If this is your first gundam cosplay, go on the cheap. As in, invest in.......
CARDBOARD!
Yeah, cardboard. If you go to your local grocery store, or any place, ask them if you can have the boxes that they got their shipments in. More times than not, they will happily give it to you since it will keep their dumpsters open for other trash besides cardboard. And if they ask why do you want it, answer honestly with "Oh, I'm trying to build something out of recyclable goods." This way, you can amass a crapload of cardboard for pennies on the dollar, or even better, free, while at the same time, helping keep the landfills free of a material that can be recycled. And, if you have to, go dumpster diving. Just make sure the cardboard is on top so that no nasty stuff is touching the building material. And while you do work with the cardboard, you're gonna need more than a single layer to survive a convention hall, and walking around. You're gonna wanna go with a 4-layer, cross-grain type build all around. Cross grain means you have one grain going one way, and with the next layer, you have the grain going the other way. And hot glue is your best friend. Don't go with low temp stuff, because if you live in a area with high humidity, it will come apart. Stick with the high temp stuff, and make sure you have a pair of work gloves so that you can work comfortably, without running the risk of getting hot glue on your hands and getting nasty water blisters because of the burn. Now that leaves you with two other things: poster board and paint. More times than not, it would be cheaper to buy a package or poster board just in case you screw up, you just need more. Arts and crafts stores are a major plus. One place where I get my poster board is Michael's, which I get a sheet for 59 cents, and it's a pretty big piece. But if you're planning on making a gundam cosplay that has a large surface area, do invest in the packages. As for paint, dude, stick with cheap spray paint. It doesn't have to be Krylon or any other of the big name stuff. If you feel uncertain about a certain off brand, buy a single can, spray paint a poster board, and see how it results. If it sticks nicely and doesn't flake off, then guess what, you're good to go.

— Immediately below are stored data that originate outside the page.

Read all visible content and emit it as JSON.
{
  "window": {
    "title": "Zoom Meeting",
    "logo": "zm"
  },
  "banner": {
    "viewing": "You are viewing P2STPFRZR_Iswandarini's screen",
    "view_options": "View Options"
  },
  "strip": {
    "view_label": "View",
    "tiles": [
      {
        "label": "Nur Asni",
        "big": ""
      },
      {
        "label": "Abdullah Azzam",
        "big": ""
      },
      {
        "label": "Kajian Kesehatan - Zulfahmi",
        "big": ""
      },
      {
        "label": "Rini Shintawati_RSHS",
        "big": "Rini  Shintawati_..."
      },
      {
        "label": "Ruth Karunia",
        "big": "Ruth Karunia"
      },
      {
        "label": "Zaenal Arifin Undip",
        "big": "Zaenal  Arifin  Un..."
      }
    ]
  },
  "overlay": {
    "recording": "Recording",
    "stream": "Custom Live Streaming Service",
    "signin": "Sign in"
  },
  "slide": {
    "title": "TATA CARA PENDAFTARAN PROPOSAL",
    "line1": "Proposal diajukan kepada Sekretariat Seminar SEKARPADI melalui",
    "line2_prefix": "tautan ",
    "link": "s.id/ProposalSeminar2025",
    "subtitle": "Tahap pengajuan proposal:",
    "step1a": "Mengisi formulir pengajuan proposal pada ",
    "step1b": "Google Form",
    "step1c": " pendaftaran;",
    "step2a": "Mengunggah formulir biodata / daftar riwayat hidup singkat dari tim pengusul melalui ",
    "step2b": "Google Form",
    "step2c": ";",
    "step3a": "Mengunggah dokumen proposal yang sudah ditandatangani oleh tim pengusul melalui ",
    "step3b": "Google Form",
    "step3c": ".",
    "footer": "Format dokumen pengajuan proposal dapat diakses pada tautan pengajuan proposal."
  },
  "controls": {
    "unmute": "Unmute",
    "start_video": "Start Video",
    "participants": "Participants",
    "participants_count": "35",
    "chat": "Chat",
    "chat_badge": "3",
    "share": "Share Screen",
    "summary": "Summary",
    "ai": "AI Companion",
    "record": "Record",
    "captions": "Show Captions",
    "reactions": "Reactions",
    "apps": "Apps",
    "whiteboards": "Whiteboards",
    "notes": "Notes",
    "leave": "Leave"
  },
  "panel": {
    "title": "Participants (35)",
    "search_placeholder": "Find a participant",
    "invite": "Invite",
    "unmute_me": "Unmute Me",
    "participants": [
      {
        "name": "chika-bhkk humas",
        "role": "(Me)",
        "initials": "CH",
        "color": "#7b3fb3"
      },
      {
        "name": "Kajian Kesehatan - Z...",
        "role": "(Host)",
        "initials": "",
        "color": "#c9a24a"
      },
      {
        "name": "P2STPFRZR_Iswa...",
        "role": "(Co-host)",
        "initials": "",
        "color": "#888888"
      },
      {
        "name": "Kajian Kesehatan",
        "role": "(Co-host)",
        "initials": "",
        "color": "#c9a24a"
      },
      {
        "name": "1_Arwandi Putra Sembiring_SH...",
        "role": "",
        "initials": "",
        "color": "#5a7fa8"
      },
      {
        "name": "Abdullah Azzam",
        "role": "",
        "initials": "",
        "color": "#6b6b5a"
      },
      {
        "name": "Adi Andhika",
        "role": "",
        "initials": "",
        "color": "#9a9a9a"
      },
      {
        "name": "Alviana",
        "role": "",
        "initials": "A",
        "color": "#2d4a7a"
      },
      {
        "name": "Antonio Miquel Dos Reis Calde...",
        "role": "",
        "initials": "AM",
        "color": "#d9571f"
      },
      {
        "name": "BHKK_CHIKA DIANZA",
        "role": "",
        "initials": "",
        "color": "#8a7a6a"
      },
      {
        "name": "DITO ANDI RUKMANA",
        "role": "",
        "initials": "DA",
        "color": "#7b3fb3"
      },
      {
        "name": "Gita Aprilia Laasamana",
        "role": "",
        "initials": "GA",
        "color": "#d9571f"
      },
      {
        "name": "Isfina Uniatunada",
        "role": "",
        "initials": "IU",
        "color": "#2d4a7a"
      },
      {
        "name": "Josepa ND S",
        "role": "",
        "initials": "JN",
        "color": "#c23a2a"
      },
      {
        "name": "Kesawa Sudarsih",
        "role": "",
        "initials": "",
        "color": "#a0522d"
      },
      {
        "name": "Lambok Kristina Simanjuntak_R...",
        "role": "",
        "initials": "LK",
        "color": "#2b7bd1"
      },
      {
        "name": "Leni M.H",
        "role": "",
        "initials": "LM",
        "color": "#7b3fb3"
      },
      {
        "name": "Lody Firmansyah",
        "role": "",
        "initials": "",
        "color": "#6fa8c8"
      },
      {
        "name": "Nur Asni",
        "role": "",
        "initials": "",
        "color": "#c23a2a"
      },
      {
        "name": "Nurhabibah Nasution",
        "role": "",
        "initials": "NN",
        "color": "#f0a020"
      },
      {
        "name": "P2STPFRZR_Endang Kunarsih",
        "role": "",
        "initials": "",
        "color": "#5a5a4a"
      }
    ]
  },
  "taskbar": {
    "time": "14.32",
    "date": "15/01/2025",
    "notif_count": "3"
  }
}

As for proportions, that is something you need to experiment on. If this is your first gundam cosplay, don't worry about it. Make it in proportion to your body, given that you don't have a extra long torso and short legs. But all in all, just have fun with it. No sense in going all out, making a sweet gundam cosplay, and in the process you get so frustrated that you wanna give up. If it gets to be too much, take a break. Curl up on the sofa or your bed, have a nice drink, and watch some giant robots duke it out. Trust me, after a break everyone once in a while, you will feel better, refreshed, and more enthusiastic about your cosplay. Oh and take your time.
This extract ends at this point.